Der Einsatz von Instant Messaging Systemen im Unternehmen

Messaging Systeme sind derzeit im Vordringen, da sie in der Regel kleinere Sachverhalte schneller klären lassen als durch das Versenden einer E-Mail.

Messaging Systeme in IT-Richtlinien

Bei dem Regelungsbedarf hinsichtlich der IT-Richtlinien werden häufig Messaging Systeme nicht, oder wenigstens nicht ausreichend berücksichtigt. Die rechtliche Einordnung als Telekommunikationsdienst ähnlich der E-Mail soll jedenfalls für Diensteanbieter gesteuerte Messaging Systeme wie etwa WhatsApp oder Apples iMessage gelten. Weniger in der rechtlichen Einordnung, als in der Frage der Kontrolle und Überwachung komplex sind interne Unternehmensmessagingsysteme, wie etwa Microsofts Lync. Mitarbeiter können hierbei Sofortnachrichten austauschen, inkl. Dateien und sogar mit den Messaging Systemen bei Kunden oder Dienstleistern verknüpft werden.
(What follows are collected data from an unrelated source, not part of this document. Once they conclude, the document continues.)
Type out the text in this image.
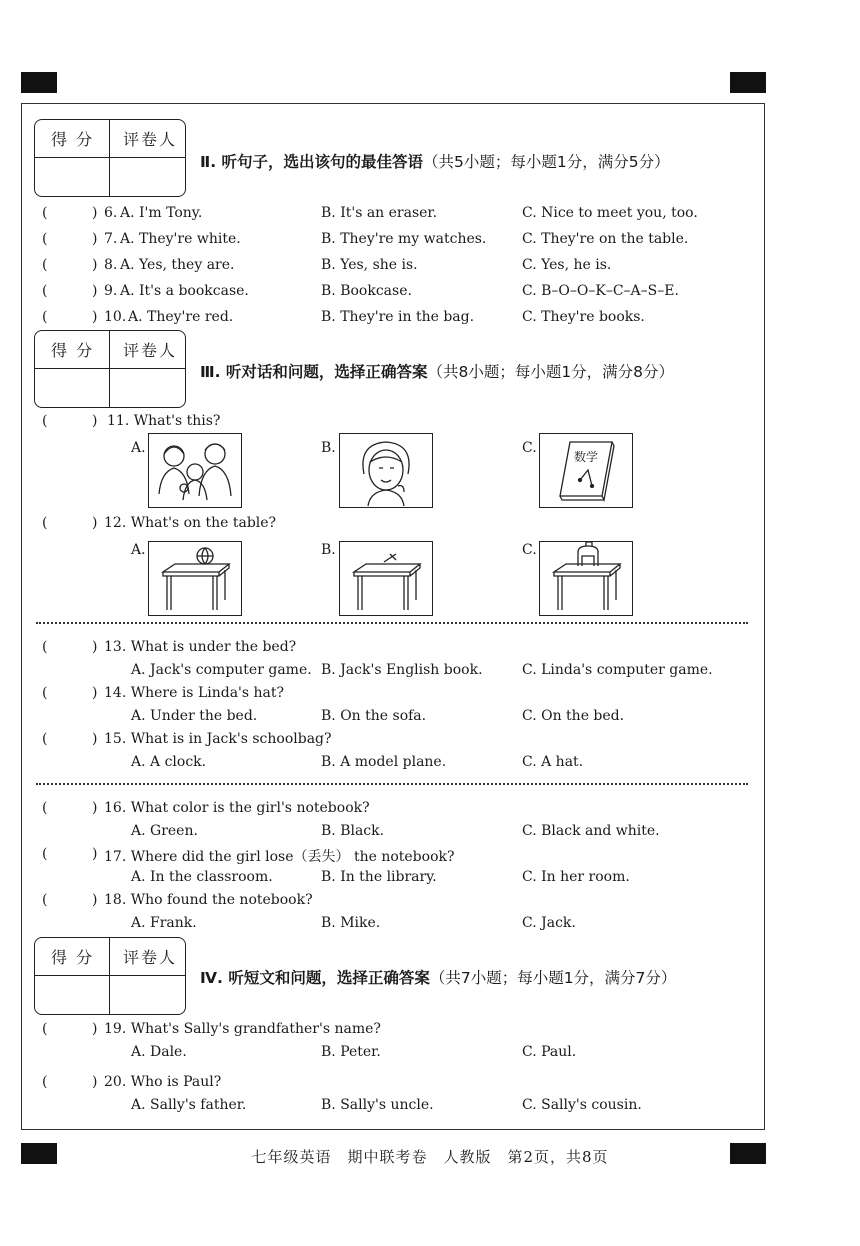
得 分 评卷人
Ⅱ. 听句子，选出该句的最佳答语（共5小题；每小题1分，满分5分）
(	) 6. A. I'm Tony.	B. It's an eraser.	C. Nice to meet you, too.
(	) 7. A. They're white.	B. They're my watches.	C. They're on the table.
(	) 8. A. Yes, they are.	B. Yes, she is.	C. Yes, he is.
(	) 9. A. It's a bookcase.	B. Bookcase.	C. B–O–O–K–C–A–S–E.
(	) 10. A. They're red.	B. They're in the bag.	C. They're books.
得 分 评卷人
Ⅲ. 听对话和问题，选择正确答案（共8小题；每小题1分，满分8分）
(	) 11. What's this?
A.	B.	C.
数学
(	) 12. What's on the table?
A.	B.	C.
(	) 13. What is under the bed?
A. Jack's computer game. B. Jack's English book.	C. Linda's computer game.
(	) 14. Where is Linda's hat?
A. Under the bed.	B. On the sofa.	C. On the bed.
(	) 15. What is in Jack's schoolbag?
A. A clock.	B. A model plane.	C. A hat.
(	) 16. What color is the girl's notebook?
A. Green.	B. Black.	C. Black and white.
(	) 17. Where did the girl lose（丢失） the notebook?
A. In the classroom.	B. In the library.	C. In her room.
(	) 18. Who found the notebook?
A. Frank.	B. Mike.	C. Jack.
得 分 评卷人
Ⅳ. 听短文和问题，选择正确答案（共7小题；每小题1分，满分7分）
(	) 19. What's Sally's grandfather's name?
A. Dale.	B. Peter.	C. Paul.
(	) 20. Who is Paul?
A. Sally's father.	B. Sally's uncle.	C. Sally's cousin.
七年级英语　期中联考卷　人教版　第2页，共8页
Möglichkeit einer Leistungs- und Verhaltenskontrolle

Häufig findet sich auch ein Statusnachweis des Arbeitnehmers als bspw. verfügbar, beschäftigt oder auch abwesend. Dies allein führt bereits zu der Möglichkeit einer Leistungs- und Verhaltenskontrolle. Bei dem Zugriff auf die Inhalte solcher Messaging Systeme ist fraglich, ob hierfür ein berechtigtes Interesse des Arbeitgebers vorliegt, sofern die „Chats“ keine archivierungspflichtigen Geschäftsbriefe betreffen. Dem entsprechend sind Kontrollen grundsätzlich auch nur bei einem konkreten Mißbrauchsverdacht zulässig. Die Protokollierung der Chats sollte zur Vermeidung eines Prozesses des „schleichenden E-Mail Ersatzes“ abgestellt werden, ebenso die Übertragung von Dateianhängen, da nur so der Gewährleistung der Archivierung gegeben sein wird ...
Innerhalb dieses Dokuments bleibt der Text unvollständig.